Radial Correlation Length of Turbulent Density Fluctuations in DIII-D Plasmas,
POSTER
Abstract
The radial correlation length (L$_r$) of turbulent density fluctuations is an important quantity for understanding turbulent transport in tokamak plasmas. In DIII-D, a correlation reflectometer and a tunable multi-channel reflectometer system allow L$_r$ measurement with both high time and spatial resolutions. In this presentation, results will be reported from two recent areas of study: (1) Measurements of L$_r$ in Ohmic, ECH, and NBI heated L-mode plasmas, and comparisons to predictions from nonlinear gyrokinetic codes; and (2) Measurements of fast changes in L$_r$ during the L- to H-mode transition.
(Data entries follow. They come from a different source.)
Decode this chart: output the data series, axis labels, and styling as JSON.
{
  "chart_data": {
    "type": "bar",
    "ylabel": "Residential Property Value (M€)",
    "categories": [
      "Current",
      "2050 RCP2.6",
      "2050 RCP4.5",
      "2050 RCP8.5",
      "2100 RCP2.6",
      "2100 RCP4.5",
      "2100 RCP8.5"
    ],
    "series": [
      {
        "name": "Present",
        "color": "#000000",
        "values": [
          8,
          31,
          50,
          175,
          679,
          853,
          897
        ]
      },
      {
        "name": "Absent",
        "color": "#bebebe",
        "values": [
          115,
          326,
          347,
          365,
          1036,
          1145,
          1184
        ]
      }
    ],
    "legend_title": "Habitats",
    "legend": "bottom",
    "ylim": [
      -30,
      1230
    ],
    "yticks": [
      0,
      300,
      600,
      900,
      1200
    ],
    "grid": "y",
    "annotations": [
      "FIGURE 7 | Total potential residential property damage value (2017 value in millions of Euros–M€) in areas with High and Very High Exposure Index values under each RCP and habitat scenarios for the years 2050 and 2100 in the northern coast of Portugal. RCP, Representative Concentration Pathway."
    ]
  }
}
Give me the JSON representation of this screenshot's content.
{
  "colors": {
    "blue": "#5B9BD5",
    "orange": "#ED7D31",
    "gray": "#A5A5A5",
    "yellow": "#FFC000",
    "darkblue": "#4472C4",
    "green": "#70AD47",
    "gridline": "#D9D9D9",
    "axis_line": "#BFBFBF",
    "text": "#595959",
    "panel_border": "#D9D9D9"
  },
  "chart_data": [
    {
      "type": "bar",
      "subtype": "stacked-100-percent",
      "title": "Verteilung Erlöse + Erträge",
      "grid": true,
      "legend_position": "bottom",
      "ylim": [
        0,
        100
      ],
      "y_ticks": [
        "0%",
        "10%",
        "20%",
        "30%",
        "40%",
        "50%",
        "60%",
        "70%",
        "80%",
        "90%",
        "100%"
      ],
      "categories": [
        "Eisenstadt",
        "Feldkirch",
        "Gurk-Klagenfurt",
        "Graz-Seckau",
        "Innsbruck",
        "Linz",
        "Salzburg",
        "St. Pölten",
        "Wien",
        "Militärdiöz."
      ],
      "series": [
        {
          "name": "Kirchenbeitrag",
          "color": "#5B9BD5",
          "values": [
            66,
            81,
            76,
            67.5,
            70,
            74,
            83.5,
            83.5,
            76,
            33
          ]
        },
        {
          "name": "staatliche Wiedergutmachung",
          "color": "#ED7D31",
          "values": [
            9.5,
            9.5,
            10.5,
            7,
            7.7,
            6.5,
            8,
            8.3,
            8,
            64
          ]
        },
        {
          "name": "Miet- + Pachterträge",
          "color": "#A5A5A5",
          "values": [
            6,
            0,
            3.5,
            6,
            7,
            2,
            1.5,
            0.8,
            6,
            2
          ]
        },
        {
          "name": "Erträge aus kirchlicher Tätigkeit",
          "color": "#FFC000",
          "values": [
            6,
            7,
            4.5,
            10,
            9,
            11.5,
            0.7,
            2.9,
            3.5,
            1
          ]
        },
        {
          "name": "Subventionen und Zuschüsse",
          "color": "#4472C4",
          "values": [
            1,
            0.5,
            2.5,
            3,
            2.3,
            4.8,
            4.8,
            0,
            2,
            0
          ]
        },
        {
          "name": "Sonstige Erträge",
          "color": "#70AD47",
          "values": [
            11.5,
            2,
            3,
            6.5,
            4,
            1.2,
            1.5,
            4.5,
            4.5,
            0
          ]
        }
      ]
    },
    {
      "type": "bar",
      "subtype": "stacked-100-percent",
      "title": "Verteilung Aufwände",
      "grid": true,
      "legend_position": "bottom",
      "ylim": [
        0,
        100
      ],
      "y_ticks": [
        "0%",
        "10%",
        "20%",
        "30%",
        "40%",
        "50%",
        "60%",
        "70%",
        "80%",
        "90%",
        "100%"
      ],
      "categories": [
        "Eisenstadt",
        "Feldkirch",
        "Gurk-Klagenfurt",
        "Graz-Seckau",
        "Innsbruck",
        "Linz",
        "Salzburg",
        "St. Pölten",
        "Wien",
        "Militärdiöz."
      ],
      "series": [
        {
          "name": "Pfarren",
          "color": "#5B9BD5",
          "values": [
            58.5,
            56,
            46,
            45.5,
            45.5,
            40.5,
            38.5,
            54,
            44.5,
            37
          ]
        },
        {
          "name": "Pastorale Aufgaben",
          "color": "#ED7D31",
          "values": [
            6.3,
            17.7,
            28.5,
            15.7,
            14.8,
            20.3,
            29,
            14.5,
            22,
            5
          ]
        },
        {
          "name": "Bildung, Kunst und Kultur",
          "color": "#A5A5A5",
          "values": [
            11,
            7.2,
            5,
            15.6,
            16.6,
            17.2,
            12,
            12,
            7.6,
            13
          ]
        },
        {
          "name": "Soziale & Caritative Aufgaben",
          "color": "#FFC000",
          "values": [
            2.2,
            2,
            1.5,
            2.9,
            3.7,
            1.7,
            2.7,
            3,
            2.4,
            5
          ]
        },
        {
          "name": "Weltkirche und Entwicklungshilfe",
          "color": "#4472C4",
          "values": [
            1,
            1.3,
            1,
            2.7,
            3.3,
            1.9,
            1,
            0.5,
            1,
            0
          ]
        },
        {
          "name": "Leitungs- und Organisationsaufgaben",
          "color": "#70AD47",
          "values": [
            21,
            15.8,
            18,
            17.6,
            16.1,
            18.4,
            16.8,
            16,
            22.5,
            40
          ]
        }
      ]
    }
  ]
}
Preliminary results show that: (1) in general, L$_r$ increases from the edge to core and scales as (5-10) $\rho_s$ ($\rho_s$ is the ion gyroradius using $T_e$); (2) L$_r$ decreases with ECH in otherwise Ohmic plasmas; and (3) at the L-H transition, cross-correlations between reflectometer channels close to separatrix increase simultaneously as divertor D$_\alpha$ signal starts to decrease, while in the bulk plasma, they begin decreasing after a propagation delay.
*Supported by the US DOE under DE-FG02-08ER54984.